Naturally, the number of taxes in Hungary depends on what should be considered as one. Both everyday experience and the tax theory make it clear that not all payment obligations to the state can be considered as tax.
On one hand, there are payment obligations that directly entitle the holder to specific services or benefits - these are not taxes. Thus, for example, a procedural fee cannot be a tax, nor can, for example, a toll.
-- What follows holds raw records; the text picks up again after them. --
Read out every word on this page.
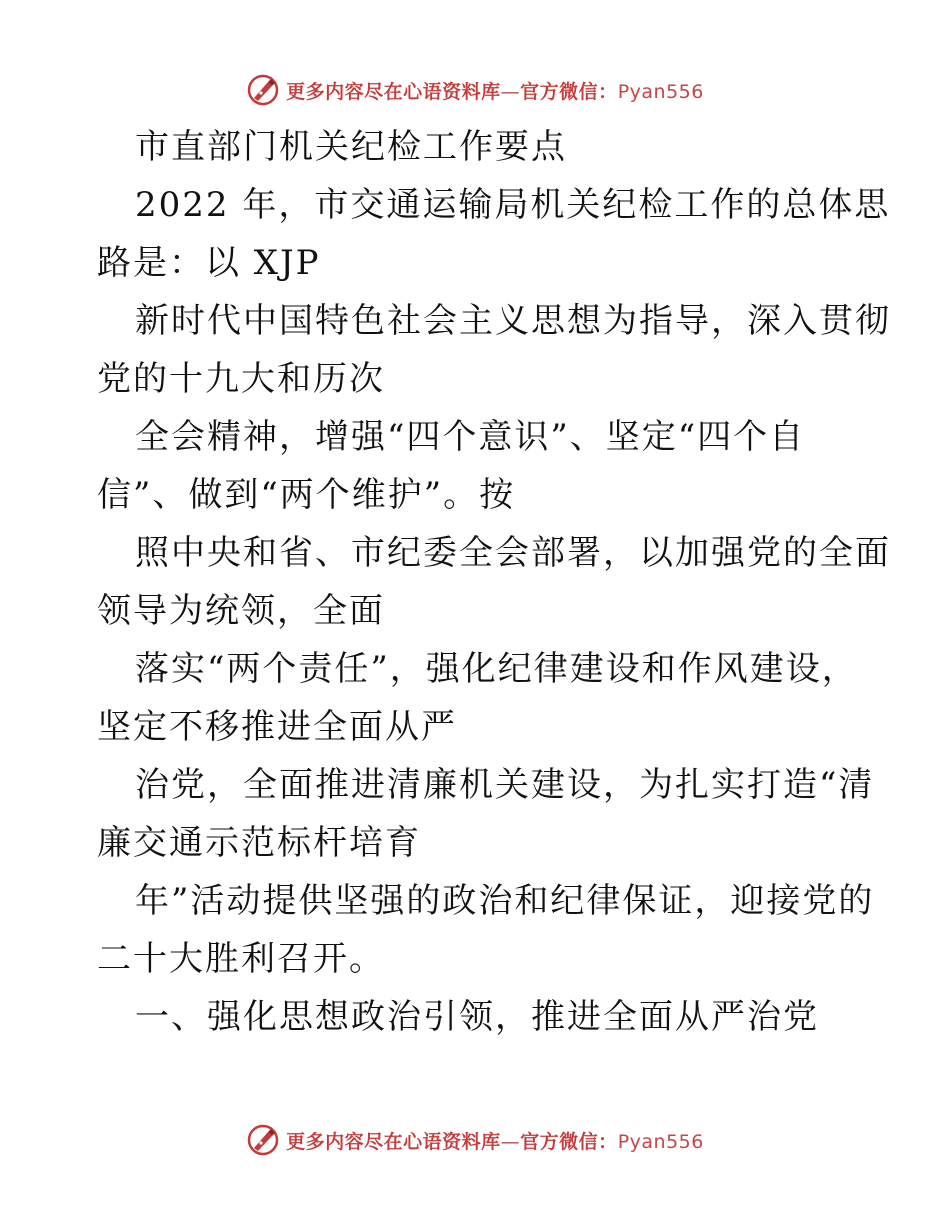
更多内容尽在心语资料库—官方微信：Pyan556
市直部门机关纪检工作要点
2022 年，市交通运输局机关纪检工作的总体思
路是：以 XJP
新时代中国特色社会主义思想为指导，深入贯彻
党的十九大和历次
全会精神，增强“四个意识”、坚定“四个自
信”、做到“两个维护”。按
照中央和省、市纪委全会部署，以加强党的全面
领导为统领，全面
落实“两个责任”，强化纪律建设和作风建设，
坚定不移推进全面从严
治党，全面推进清廉机关建设，为扎实打造“清
廉交通示范标杆培育
年”活动提供坚强的政治和纪律保证，迎接党的
二十大胜利召开。
一、强化思想政治引领，推进全面从严治党
更多内容尽在心语资料库—官方微信：Pyan556
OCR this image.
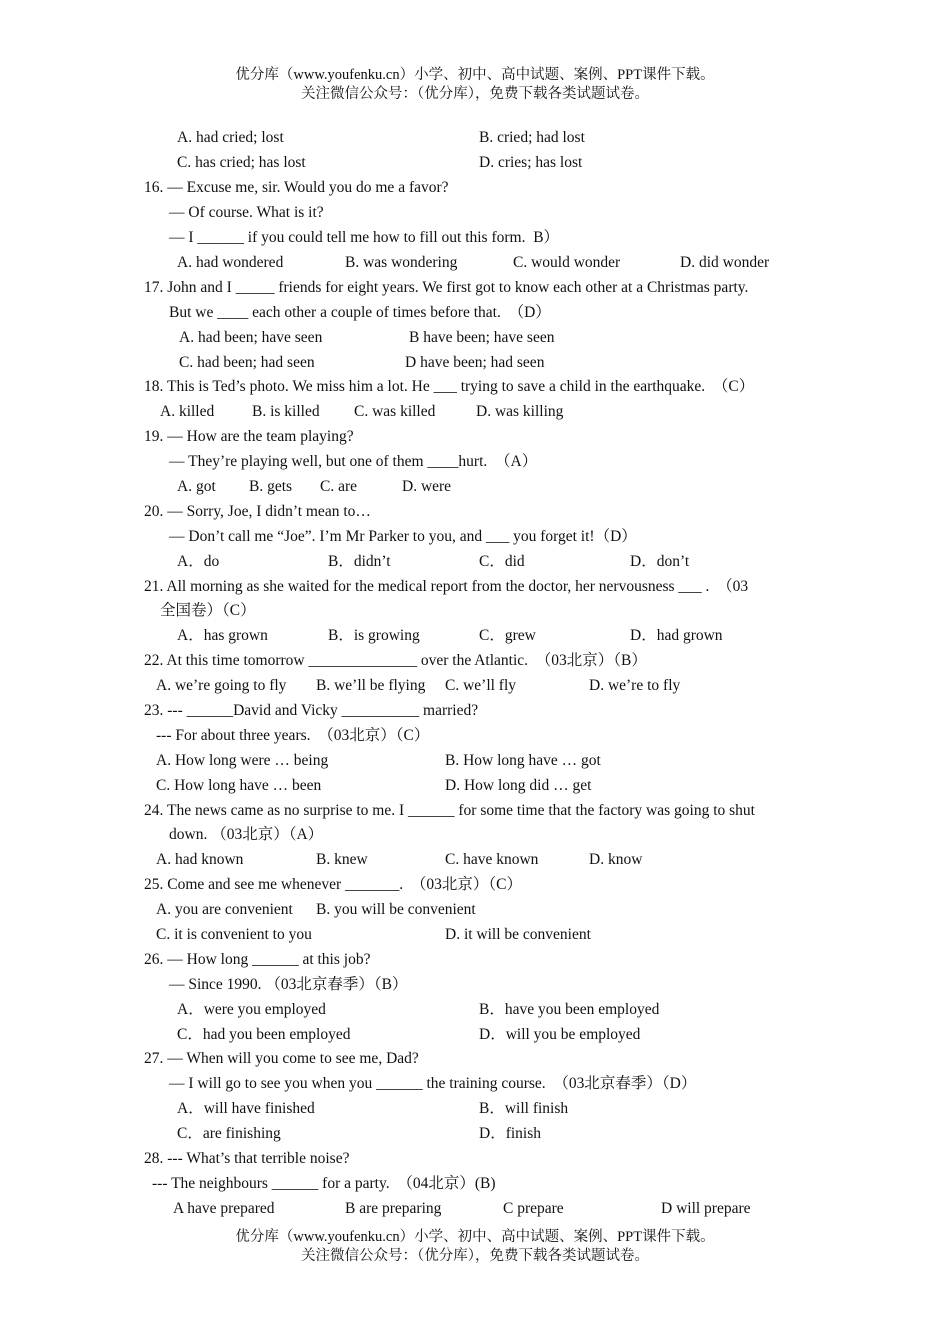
优分库（www.youfenku.cn）小学、初中、高中试题、案例、PPT课件下载。
关注微信公众号：（优分库），免费下载各类试题试卷。
A. had cried; lost	B. cried; had lost
C. has cried; has lost	D. cries; has lost
16. — Excuse me, sir. Would you do me a favor?
— Of course. What is it?
— I ______ if you could tell me how to fill out this form.  B）
A. had wondered	B. was wondering	C. would wonder	D. did wonder
17. John and I _____ friends for eight years. We first got to know each other at a Christmas party.
But we ____ each other a couple of times before that.  （D）
A. had been; have seen	B have been; have seen
C. had been; had seen	D have been; had seen
18. This is Ted’s photo. We miss him a lot. He ___ trying to save a child in the earthquake.  （C）
A. killed B. is killed C. was killed	D. was killing
19. — How are the team playing?
— They’re playing well, but one of them ____hurt.  （A）
A. got B. gets C. are	D. were
20. — Sorry, Joe, I didn’t mean to…
— Don’t call me “Joe”. I’m Mr Parker to you, and ___ you forget it!（D）
A．do	B．didn’t	C．did	D．don’t
21. All morning as she waited for the medical report from the doctor, her nervousness ___ .  （03
全国卷）（C）
A．has grown	B．is growing	C．grew	D．had grown
22. At this time tomorrow ______________ over the Atlantic.  （03北京）（B）
A. we’re going to fly B. we’ll be flying C. we’ll fly	D. we’re to fly
23. --- ______David and Vicky __________ married?
--- For about three years.  （03北京）（C）
A. How long were … being	B. How long have … got
C. How long have … been	D. How long did … get
24. The news came as no surprise to me. I ______ for some time that the factory was going to shut
down. （03北京）（A）
A. had known	B. knew	C. have known	D. know
25. Come and see me whenever _______.  （03北京）（C）
A. you are convenient B. you will be convenient
C. it is convenient to you	D. it will be convenient
26. — How long ______ at this job?
— Since 1990. （03北京春季）（B）
A．were you employed	B．have you been employed
C．had you been employed	D．will you be employed
27. — When will you come to see me, Dad?
— I will go to see you when you ______ the training course.  （03北京春季）（D）
A．will have finished	B．will finish
C．are finishing	D．finish
28. --- What’s that terrible noise?
--- The neighbours ______ for a party.  （04北京）(B)
A have prepared	B are preparing	C prepare	D will prepare
优分库（www.youfenku.cn）小学、初中、高中试题、案例、PPT课件下载。
关注微信公众号：（优分库），免费下载各类试题试卷。
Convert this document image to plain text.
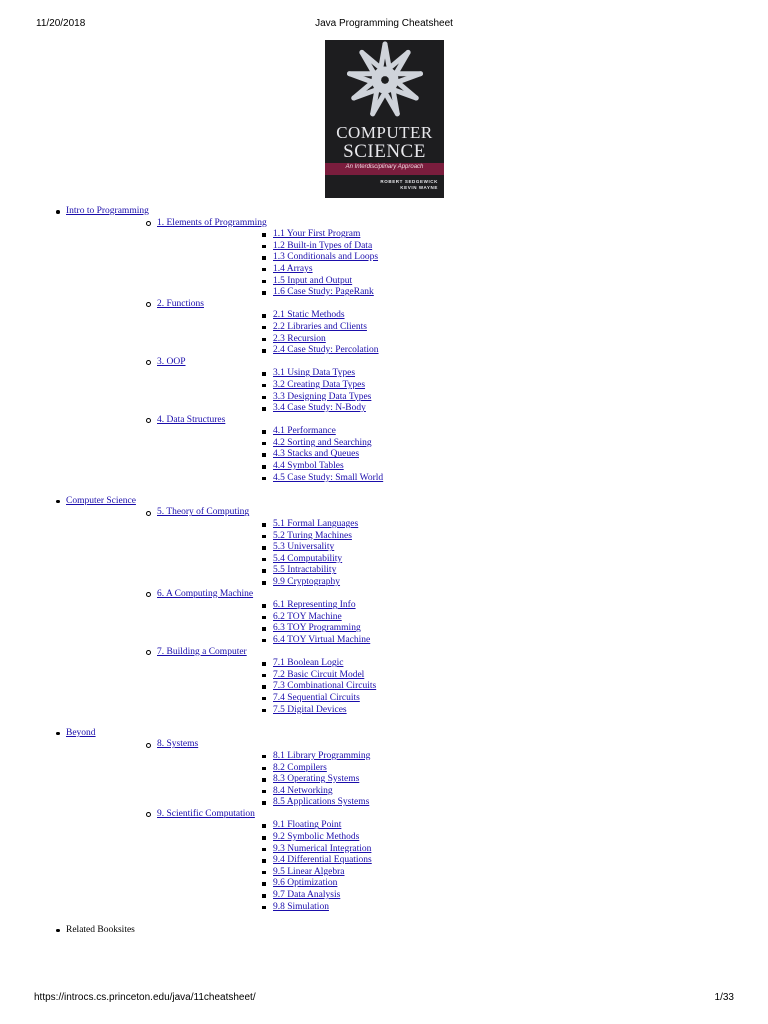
11/20/2018	Java Programming Cheatsheet
COMPUTER
SCIENCE
An Interdisciplinary Approach
ROBERT SEDGEWICK
KEVIN WAYNE
Intro to Programming
1. Elements of Programming
1.1 Your First Program
1.2 Built-in Types of Data
1.3 Conditionals and Loops
1.4 Arrays
1.5 Input and Output
1.6 Case Study: PageRank
2. Functions
2.1 Static Methods
2.2 Libraries and Clients
2.3 Recursion
2.4 Case Study: Percolation
3. OOP
3.1 Using Data Types
3.2 Creating Data Types
3.3 Designing Data Types
3.4 Case Study: N-Body
4. Data Structures
4.1 Performance
4.2 Sorting and Searching
4.3 Stacks and Queues
4.4 Symbol Tables
4.5 Case Study: Small World
Computer Science
5. Theory of Computing
5.1 Formal Languages
5.2 Turing Machines
5.3 Universality
5.4 Computability
5.5 Intractability
9.9 Cryptography
6. A Computing Machine
6.1 Representing Info
6.2 TOY Machine
6.3 TOY Programming
6.4 TOY Virtual Machine
7. Building a Computer
7.1 Boolean Logic
7.2 Basic Circuit Model
7.3 Combinational Circuits
7.4 Sequential Circuits
7.5 Digital Devices
Beyond
8. Systems
8.1 Library Programming
8.2 Compilers
8.3 Operating Systems
8.4 Networking
8.5 Applications Systems
9. Scientific Computation
9.1 Floating Point
9.2 Symbolic Methods
9.3 Numerical Integration
9.4 Differential Equations
9.5 Linear Algebra
9.6 Optimization
9.7 Data Analysis
9.8 Simulation
Related Booksites
https://introcs.cs.princeton.edu/java/11cheatsheet/	1/33
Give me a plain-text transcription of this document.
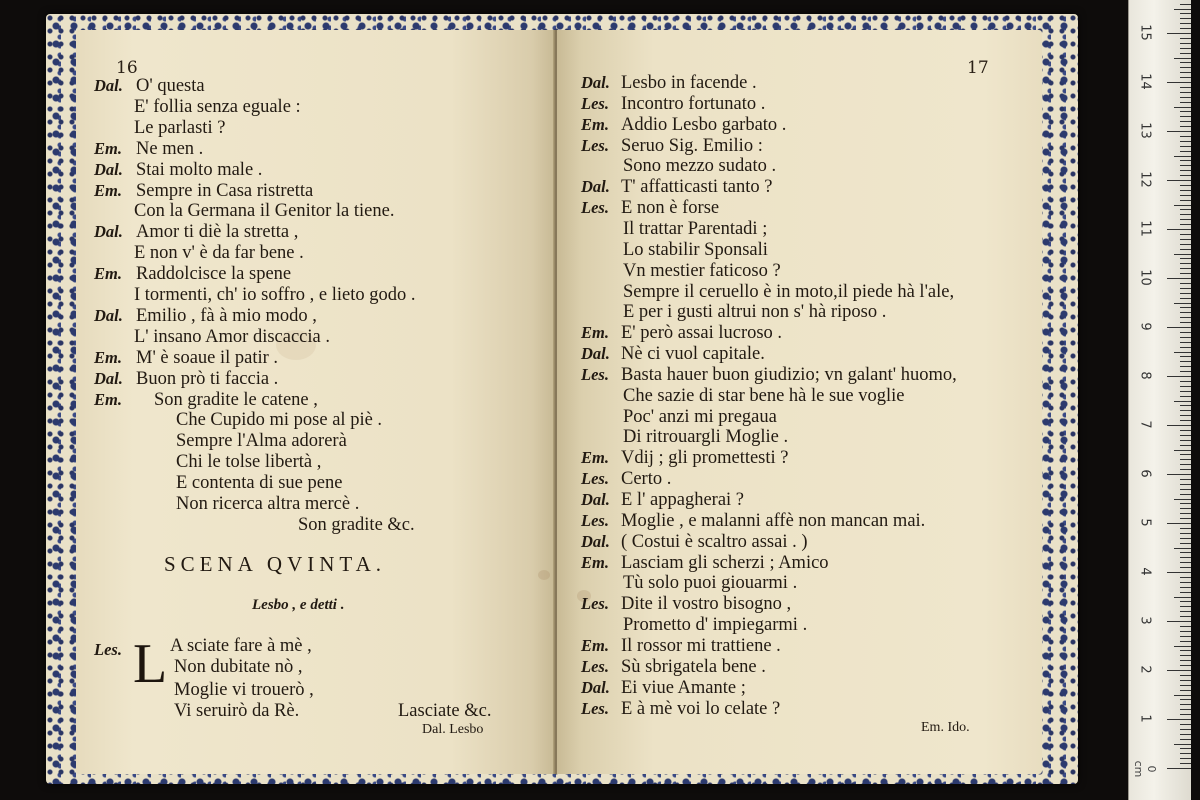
16
Dal. O' questa
E' follia senza eguale :
Le parlasti ?
Em. Ne men .
Dal. Stai molto male .
Em. Sempre in Casa ristretta
Con la Germana il Genitor la tiene.
Dal. Amor ti diè la stretta ,
E non v' è da far bene .
Em. Raddolcisce la spene
I tormenti, ch' io soffro , e lieto godo .
Dal. Emilio , fà à mio modo ,
L' insano Amor discaccia .
Em. M' è soaue il patir .
Dal. Buon prò ti faccia .
Em. Son gradite le catene ,
Che Cupido mi pose al piè .
Sempre l'Alma adorerà
Chi le tolse libertà ,
E contenta di sue pene
Non ricerca altra mercè .
Son gradite &c.
SCENA QVINTA.
Lesbo , e detti .
Les. L A sciate fare à mè ,
Non dubitate nò ,
Moglie vi trouerò ,
Vi seruirò da Rè.	Lasciate &c.
Dal. Lesbo
17
Dal. Lesbo in facende .
Les. Incontro fortunato .
Em. Addio Lesbo garbato .
Les. Seruo Sig. Emilio :
Sono mezzo sudato .
Dal. T' affatticasti tanto ?
Les. E non è forse
Il trattar Parentadi ;
Lo stabilir Sponsali
Vn mestier faticoso ?
Sempre il ceruello è in moto,il piede hà l'ale,
E per i gusti altrui non s' hà riposo .
Em. E' però assai lucroso .
Dal. Nè ci vuol capitale.
Les. Basta hauer buon giudizio; vn galant' huomo,
Che sazie di star bene hà le sue voglie
Poc' anzi mi pregaua
Di ritrouargli Moglie .
Em. Vdij ; gli promettesti ?
Les. Certo .
Dal. E l' appagherai ?
Les. Moglie , e malanni affè non mancan mai.
Dal. ( Costui è scaltro assai . )
Em. Lasciam gli scherzi ; Amico
Tù solo puoi giouarmi .
Les. Dite il vostro bisogno ,
Prometto d' impiegarmi .
Em. Il rossor mi trattiene .
Les. Sù sbrigatela bene .
Dal. Ei viue Amante ;
Les. E à mè voi lo celate ?
Em. Ido.
0 cm
15
14
13
12
11
10
9
8
7
6
5
4
3
2
1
Similarly, classic social security contributions are not taxes either, because they are typically capped, i.e. their level is in principle proportional to the service received for them. It is another matter that today in Hungary social security contributions no longer work like this, so they are considered taxes.
Lastly, fines, surcharges and other penalties cannot be considered taxes either, no matter how much its one-time recipient may feel that way.
On the other hand, however, we have considered as taxes certain payments which, although not directly payable to the state, are nevertheless state-imposed payments which do not give rise to a right to compensation. A typical example of this at present is the compulsory chamber’s contribution for the Hungarian Chamber of Commerce and Industry.
They will not contribute: the industrial safety contribution
Late last year, news emerged that the government would introduce a new turnover-based tax on factories working with hazardous materials, the industrial safety contribution. Many speculated whether the measure was introduced in view of the battery factories, now shooting up like mushrooms, but the explanatory notes to the bill did not specifically mention this scenario. In any case, the new tax was not introduced in the end, so it does not enrich the number of Hungarian taxes.
Challenging years
Clearly, the economic and political context still does not allow the government to give up the revenues generated by the surtaxes. In the meantime, other developments, such as the excessive demands on the environment or the fight against harmful tax competition, are triggering additional tax legislation. It therefore does not seem realistic at present to expect a significant reduction in the number of taxes. The situation may be helped by the increasing number of ways in which the tax authorities are providing assistance to comply with tax obligations, including the possibility to ask the tax authorities to fill in VAT returns from February.